Anyway. I have now watched the “Glee” performance of “Friday, Friday” a hundred bajillion times because it’s Zoe’s new favorite. (Really, guys, life does not get better than your preschooler in her nighting gown jumping up and down screaming “Best Prom Ever!”) And the first several times I noticed Santana making a kind of weird head move but I didn’t see why but then I did – she’s giving a weird look to a girl wearing the same prom dress as her. And then I got all nostalgic because that happened to me, too!
My junior year, I went to a friend’s senior prom at a different high school. I almost turned down his invite because I didn’t want to buy a dress; that’s how aggressively un-girly I was being at the moment. So when my mom and I went shopping for the ensemble, I was very much pushing towards sale racks and items that can be worn to non-proms as well as proms. I got this simple black dress with sort of pastel embroidered flowers up the front and it was very nice and elegant and not too prom-my and cheap. And then when I got to the prom, another girl was wearing the same one! But she also did not go to this school! She actually went to the same high school as me, but we didn’t really know each other much. So instead of either of us feeling, “Oh, no! I must write to Teen about my tale of ultimate embarrassment immediately!” we were like, “Sales rack at Macy’s? Nice.” And we went on with our night.
And, as it happens, I did wear that dress, to a couple of B’nai Mitzvot and to a formal in college which was called Screw Your Roommate, because you were supposed to set up your roommate, presumably with someone objectionable. What was funny was that I had talked to my parents about the dance enough that they were familiar with the shortened term “Screw.” Then when everyone was having breakfast one morning my stepmother asked what dress I was going to wear to a coming Bat Mitzvah, and I said, “The dress I wore to Screw.” My stepsister, not having heard me talk about the dance, dropped her jaw on the table. “You tell our parents stuff like that?” It was sort of amusing.

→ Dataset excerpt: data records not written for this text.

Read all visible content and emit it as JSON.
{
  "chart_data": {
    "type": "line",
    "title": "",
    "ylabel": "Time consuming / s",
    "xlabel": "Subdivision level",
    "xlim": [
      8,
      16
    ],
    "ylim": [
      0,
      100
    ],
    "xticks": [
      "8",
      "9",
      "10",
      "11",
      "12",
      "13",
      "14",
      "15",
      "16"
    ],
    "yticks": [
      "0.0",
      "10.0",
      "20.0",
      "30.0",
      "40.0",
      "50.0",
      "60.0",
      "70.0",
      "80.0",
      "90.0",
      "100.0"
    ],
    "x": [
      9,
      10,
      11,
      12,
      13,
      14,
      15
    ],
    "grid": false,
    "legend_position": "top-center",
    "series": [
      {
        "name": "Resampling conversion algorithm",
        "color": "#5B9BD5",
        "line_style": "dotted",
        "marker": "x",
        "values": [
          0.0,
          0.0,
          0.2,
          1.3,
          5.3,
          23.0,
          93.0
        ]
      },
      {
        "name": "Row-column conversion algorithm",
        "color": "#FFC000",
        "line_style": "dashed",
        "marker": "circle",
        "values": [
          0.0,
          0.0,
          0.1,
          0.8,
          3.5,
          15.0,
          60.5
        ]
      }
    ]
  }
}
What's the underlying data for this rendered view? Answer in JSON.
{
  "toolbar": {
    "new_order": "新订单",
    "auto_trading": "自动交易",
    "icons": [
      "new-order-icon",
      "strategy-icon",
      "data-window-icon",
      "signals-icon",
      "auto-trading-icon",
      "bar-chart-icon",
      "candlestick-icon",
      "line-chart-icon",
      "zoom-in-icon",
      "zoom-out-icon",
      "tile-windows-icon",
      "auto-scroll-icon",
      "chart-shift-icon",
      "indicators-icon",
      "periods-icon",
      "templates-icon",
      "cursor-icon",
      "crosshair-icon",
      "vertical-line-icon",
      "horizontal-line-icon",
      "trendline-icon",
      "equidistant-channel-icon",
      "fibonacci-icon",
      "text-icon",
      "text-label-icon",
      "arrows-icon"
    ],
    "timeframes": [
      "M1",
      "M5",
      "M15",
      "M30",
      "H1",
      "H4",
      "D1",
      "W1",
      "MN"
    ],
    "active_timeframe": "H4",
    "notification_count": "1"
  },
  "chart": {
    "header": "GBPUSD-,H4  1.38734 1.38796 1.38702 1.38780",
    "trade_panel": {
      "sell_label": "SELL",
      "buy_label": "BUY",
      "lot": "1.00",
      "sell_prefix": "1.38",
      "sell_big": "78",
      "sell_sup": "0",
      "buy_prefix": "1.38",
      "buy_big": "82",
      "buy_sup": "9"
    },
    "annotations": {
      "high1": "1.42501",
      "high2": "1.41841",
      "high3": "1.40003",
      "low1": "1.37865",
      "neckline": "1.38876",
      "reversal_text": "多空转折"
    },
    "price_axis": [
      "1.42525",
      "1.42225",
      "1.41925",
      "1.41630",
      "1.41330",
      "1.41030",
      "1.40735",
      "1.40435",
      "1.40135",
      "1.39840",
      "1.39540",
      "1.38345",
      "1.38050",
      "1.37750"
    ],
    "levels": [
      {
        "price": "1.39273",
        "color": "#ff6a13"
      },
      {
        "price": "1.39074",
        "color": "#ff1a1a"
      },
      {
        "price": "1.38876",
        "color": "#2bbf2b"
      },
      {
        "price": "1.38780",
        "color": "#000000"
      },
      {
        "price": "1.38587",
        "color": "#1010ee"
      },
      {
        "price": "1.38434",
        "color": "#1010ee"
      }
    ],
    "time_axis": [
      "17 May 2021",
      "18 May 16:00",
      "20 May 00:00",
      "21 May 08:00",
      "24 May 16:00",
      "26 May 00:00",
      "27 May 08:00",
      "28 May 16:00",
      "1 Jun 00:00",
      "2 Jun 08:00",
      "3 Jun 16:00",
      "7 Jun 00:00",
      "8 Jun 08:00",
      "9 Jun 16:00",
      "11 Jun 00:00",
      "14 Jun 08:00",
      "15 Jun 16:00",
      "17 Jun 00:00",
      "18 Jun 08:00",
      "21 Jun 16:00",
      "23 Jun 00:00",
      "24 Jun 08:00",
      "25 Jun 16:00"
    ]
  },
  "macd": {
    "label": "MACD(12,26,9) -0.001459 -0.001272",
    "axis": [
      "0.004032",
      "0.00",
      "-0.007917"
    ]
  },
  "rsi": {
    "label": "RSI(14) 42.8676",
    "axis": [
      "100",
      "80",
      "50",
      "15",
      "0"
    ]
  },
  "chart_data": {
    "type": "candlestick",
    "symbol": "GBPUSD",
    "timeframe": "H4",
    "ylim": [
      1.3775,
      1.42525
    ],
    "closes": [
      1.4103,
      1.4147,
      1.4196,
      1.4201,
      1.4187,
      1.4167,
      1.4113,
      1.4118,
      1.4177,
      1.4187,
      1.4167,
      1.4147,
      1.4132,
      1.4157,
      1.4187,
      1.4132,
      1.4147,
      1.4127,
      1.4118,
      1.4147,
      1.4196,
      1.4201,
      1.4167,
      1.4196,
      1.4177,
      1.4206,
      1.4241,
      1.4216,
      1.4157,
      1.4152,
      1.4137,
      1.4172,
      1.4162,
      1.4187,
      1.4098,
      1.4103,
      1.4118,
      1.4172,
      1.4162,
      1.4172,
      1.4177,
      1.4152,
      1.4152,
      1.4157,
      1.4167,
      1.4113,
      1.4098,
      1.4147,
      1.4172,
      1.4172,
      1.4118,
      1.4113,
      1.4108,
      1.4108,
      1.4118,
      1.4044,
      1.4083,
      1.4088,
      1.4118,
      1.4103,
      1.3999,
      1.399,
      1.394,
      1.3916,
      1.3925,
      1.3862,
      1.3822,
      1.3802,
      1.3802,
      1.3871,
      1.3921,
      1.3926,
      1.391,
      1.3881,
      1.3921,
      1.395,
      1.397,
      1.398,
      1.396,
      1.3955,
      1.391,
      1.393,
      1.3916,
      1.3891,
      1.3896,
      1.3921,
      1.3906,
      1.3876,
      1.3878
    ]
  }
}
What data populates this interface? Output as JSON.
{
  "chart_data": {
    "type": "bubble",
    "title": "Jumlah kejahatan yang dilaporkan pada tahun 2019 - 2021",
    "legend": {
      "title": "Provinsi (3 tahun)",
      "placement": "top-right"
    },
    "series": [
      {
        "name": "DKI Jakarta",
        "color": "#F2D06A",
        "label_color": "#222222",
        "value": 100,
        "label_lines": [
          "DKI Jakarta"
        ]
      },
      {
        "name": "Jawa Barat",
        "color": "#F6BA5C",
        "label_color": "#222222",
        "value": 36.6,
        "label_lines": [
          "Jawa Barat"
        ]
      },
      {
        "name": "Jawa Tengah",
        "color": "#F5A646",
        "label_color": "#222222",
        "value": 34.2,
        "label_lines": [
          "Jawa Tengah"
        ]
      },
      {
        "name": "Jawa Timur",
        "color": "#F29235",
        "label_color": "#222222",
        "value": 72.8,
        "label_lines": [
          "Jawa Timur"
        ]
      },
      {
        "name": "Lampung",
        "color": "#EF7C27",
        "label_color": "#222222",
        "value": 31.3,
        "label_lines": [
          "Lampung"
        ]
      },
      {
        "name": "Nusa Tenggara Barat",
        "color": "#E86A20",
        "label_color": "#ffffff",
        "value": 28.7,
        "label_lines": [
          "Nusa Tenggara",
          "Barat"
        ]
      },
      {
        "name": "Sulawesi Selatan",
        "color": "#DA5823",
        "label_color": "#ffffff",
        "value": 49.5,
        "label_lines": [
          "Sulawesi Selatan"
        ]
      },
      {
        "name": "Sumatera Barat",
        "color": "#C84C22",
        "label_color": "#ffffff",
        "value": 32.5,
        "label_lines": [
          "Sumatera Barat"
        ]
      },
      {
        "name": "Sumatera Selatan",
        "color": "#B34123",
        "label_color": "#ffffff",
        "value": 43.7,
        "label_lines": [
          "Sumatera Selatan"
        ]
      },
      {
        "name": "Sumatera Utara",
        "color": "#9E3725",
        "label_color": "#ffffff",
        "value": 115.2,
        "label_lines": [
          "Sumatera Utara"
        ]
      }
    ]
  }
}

I remember two other things about the purchasing of that outfit. The first thing is that I did keep my mother on track with the mantra of “Sale, Sale, Sale” for most of the purchasing, but she got the hair doodad without me. (She wasn’t being controlling or boundary-overstepping; IIRC, the invitation to the prom was a little late by girl standards and we were just running low on time so she ended up going shopping on her lunch hour, which I, as a high school student, couldn’t do.) The hair doodad was nice, but it cost $40, which I considered too much money for a hair doodad for someone else’s prom. BUT. The following year, when a) I was no longer quite so aggressively anti-girly, and b) it was my prom, I picked out a hair doodad for $40 – and my mom wouldn’t get it for me! She said it was too expensive! She did come up with a much cheaper and much cooler hair concept, though.
The other thing is that my date was, like, 6’5″ or something (and presumably still is), so I insisted on getting sky-high heels. I cannot walk in sky-high heels. It’s one of the Girl Classes I flunked. I had on these shoes for maybe five minutes of the prom. By the time I actually slow-danced with my 6’5″ date, the shoes were off. And this was not a lesson I learned; I also purchased sky-high heels for our formal my senior year of college. Which I also could not walk in.
I was, however, very happy to go to my own prom with a more normal-sized guy so I could buy the easy 1 1/2″ heels instead.
And while I’m at it, I’ve got to give props to my date for my own prom. When we got there, the junior guy in charge of filming stuff for the school television station, who I knew a little, asked me and my date to come be interviewed. He asked how I felt about this being senior prom, and I said something I do not remember now, and then my date went into this long, emotional speech about how it was the last time we were all going to be together and all the memories he had of everyone there and how he was going to miss all of them so much – all the cheesy stuff you’d expect, only he really sold it. The best part? He didn’t go to my school.